Previously, gas production in the large bowel was measured in breath samples, a technique that wasn’t as sensitive and was variable.
Ms Yao said the study could potentially impact many areas of research.
“The availability of both these techniques will allow us to have access to the information about what’s going on and where, particularly in the large bowel, and the different types of gases that are getting produced throughout the entire gut. This information and could potentially be used in guiding the management for patients with gut conditions such as Irritable Bowel Syndrome,” she said.
Ms Yao, who works as a specialist gastrointestinal dietician, said she realised as a practitioner how much research is needed into understanding the effects of diet within the gastrointestinal tract, and that conducting the research for her PhD informs her practice. “I get a lot of questions from patients about gases and how this affects their symptoms,” she said. “We really need a lot of diet research in this area and there’s a big interest in this in our group.”
Professor Peter Gibson, head of the Department of Gastroenterology, Dr Jane Muir, Head of Translational Nutrition Science, and Dr Jaci Barrett, Senior Lecturer, are also involved in the research. The research is ongoing and will hopefully lead to translation into clinical trials.

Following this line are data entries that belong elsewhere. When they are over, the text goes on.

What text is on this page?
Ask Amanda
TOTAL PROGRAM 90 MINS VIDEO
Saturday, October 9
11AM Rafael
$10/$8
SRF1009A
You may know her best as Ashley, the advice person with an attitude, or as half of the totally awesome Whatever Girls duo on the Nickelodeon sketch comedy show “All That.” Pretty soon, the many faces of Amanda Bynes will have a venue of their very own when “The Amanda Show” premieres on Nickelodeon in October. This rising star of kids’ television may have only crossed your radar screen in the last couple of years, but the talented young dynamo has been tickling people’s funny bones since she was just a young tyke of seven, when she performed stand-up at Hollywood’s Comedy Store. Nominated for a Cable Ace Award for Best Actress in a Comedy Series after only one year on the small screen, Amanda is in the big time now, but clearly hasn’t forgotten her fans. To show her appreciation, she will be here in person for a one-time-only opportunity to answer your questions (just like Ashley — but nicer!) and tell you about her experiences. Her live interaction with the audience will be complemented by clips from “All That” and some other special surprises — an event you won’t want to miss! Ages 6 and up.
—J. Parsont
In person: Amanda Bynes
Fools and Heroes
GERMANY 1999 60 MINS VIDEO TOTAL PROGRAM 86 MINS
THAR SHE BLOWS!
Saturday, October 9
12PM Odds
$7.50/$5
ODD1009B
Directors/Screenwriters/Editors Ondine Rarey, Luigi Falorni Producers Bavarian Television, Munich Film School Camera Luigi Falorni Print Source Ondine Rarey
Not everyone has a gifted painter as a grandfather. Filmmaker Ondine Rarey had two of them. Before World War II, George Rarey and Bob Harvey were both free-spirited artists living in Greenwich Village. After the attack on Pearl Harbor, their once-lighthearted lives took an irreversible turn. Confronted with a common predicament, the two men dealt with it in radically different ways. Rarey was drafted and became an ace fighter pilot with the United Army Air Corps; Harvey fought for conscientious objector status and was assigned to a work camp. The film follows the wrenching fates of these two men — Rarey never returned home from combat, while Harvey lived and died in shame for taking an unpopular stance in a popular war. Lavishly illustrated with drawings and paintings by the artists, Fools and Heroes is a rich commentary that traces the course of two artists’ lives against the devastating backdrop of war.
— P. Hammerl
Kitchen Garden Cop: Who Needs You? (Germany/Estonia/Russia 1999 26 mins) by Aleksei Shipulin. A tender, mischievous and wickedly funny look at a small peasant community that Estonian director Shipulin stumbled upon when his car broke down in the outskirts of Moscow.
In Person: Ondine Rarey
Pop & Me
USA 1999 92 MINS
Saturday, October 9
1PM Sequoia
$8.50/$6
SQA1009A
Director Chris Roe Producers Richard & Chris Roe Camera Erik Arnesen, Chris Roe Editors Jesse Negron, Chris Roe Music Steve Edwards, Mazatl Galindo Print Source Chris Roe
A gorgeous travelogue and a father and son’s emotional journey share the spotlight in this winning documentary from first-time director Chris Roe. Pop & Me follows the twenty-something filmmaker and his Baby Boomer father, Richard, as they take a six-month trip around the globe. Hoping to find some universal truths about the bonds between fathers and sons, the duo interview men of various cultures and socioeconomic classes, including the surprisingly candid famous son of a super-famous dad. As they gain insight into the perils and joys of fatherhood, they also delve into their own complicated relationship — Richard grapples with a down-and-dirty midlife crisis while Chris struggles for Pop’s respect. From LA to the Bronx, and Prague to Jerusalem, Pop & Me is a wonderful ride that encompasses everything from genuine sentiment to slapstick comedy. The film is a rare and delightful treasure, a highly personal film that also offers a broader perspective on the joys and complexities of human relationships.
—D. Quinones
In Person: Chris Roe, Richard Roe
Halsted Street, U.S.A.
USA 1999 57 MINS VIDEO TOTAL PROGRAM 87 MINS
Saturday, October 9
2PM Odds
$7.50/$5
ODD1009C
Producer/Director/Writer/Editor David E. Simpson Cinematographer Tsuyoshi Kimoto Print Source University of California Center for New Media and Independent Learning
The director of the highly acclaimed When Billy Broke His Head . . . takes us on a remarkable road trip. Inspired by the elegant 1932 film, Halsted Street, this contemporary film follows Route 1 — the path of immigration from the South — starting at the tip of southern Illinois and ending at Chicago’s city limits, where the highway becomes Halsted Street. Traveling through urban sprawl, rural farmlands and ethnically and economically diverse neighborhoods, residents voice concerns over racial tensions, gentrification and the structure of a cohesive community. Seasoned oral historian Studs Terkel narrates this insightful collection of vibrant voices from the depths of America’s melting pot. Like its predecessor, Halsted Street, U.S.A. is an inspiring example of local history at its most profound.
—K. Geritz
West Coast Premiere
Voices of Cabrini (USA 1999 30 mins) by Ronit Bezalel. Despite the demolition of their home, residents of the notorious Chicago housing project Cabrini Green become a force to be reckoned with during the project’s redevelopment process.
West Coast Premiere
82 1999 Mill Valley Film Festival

Ms Yao’s PhD thesis, investigating the application of novel bio-sensing technology to better understand ulcerative colitis and irritable bowel syndrome, is six months off completion.
Ou JZ, Yao CK, Rotbart A, Muir JG, Gibson PR, Kalantar-zadeh K. Human intestinal gas measurement systems: in vitro fermentation and gas capsules. Trends Biotechnol. 2015 Apr;33(4):208-13. doi: 10.1016/j.tibtech.2015.02.002. Epub 2015 Mar 12.
Ou JZ, Cottrell JJ, Ha N, Pillai N, Yao CK, Berean KJ, Ward SA, Grando D, Muir JG, Harrison CJ, Wijesiriwardana U, Dunshea FR, Gibson PR, Kalantar-Zadeh K. Potential of in vivo real-time gastric gas profiling: a pilot evaluation of heat-stress and modulating dietary cinnamon effect in an animal model. Sci Rep. 2016 Sep 16;6:33387. doi: 10.1038/srep33387.